Just after New Year’s, and about ten days after the thief and would-be murderer had been manacled and imprisoned (habeas corpus having been suspended and martial law declared), Marc had been carried on a litter up to the barracks of the Royal Regiment and installed in the officers’ quarters. Davey MacKay came along and remained. Marc heard from Beth often, though her letters did not always arrive in sequence, and he dutifully kept her informed of his daily progress. (“The limp, my darling, is slight, and the pleasure-the pure joy-of walking again, however unsteadily, is more than I could have hoped for when I first awoke in the noisome darkness of that hospital room.”) Beth had heard back from Dora Cobb, with a brief narrative of her husband’s “military adventure” appended, and while Dora and Mister Cobb had learned joyfully of Marc’s recovery, they had no knowledge of anything or anyone at Crawford’s Corners. Some of the rebels, certainly Samuel Lount and Peter Matthews, were about to be put on trial, charged with treason.
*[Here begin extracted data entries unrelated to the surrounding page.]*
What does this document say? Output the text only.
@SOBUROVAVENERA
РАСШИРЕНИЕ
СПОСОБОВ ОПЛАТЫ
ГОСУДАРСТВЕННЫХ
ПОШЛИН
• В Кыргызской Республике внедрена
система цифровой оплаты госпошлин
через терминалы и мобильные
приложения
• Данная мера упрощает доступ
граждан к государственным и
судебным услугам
And the capital was naturally a tense and divided town. Finally, Dora had suggested that their home would be open to Marc if he needed a quiet place to convalesce.
Dr. Wilder laid down strict criteria for Marc’s travel arrangements: he was to move no more than forty miles per day, the going rate for this time of year, after which he was to remain for at least a night and half a day at the staging inn to rest, eat, and take moderate exercise before moving on. However, because many of the regular stagecoach schedules had been abandoned for the present, it was not likely that such intermittent arrangements for Marc could be smoothly executed. Nonetheless, he optimistically estimated that the four- or five-day trip could be accomplished in less than two weeks, which would bring him into Toronto by the end of the month. Happily, Beth’s most recent letter suggested that she, too, would arrive there at about the same time.
Major Jenkin began looking about for a coach-sleigh leaving Montreal for Cornwall, one that would be both secure and comfortable for his young friend. Two days after the doctor had pronounced Marc fit to travel, Major Jenkin arrived with good news. He had taken a place in a coach that had been chartered by several worthies and was going as far as Kingston, from which spot Marc could easily arrange public or private transportation to Toronto. There would be five fellow passengers in a luxurious, roofed carriage fitted out with runners, with a reliable driver and four of the best horses money could lease. There would be overnight stops at Cornwall and Prescott. Moreover, for a suitable fee, the passengers had gladly agreed to extended stopovers to accommodate the “hero of St. Denis.” Marc winced at this characterization of his rescue of a single soldier from the battlefield, but he did not interrupt Jenkin, who went on to explain that the head of this party was a captain in the Glengarry militia. The fellow carried a weapon and was capable of providing additional security, should it become necessary.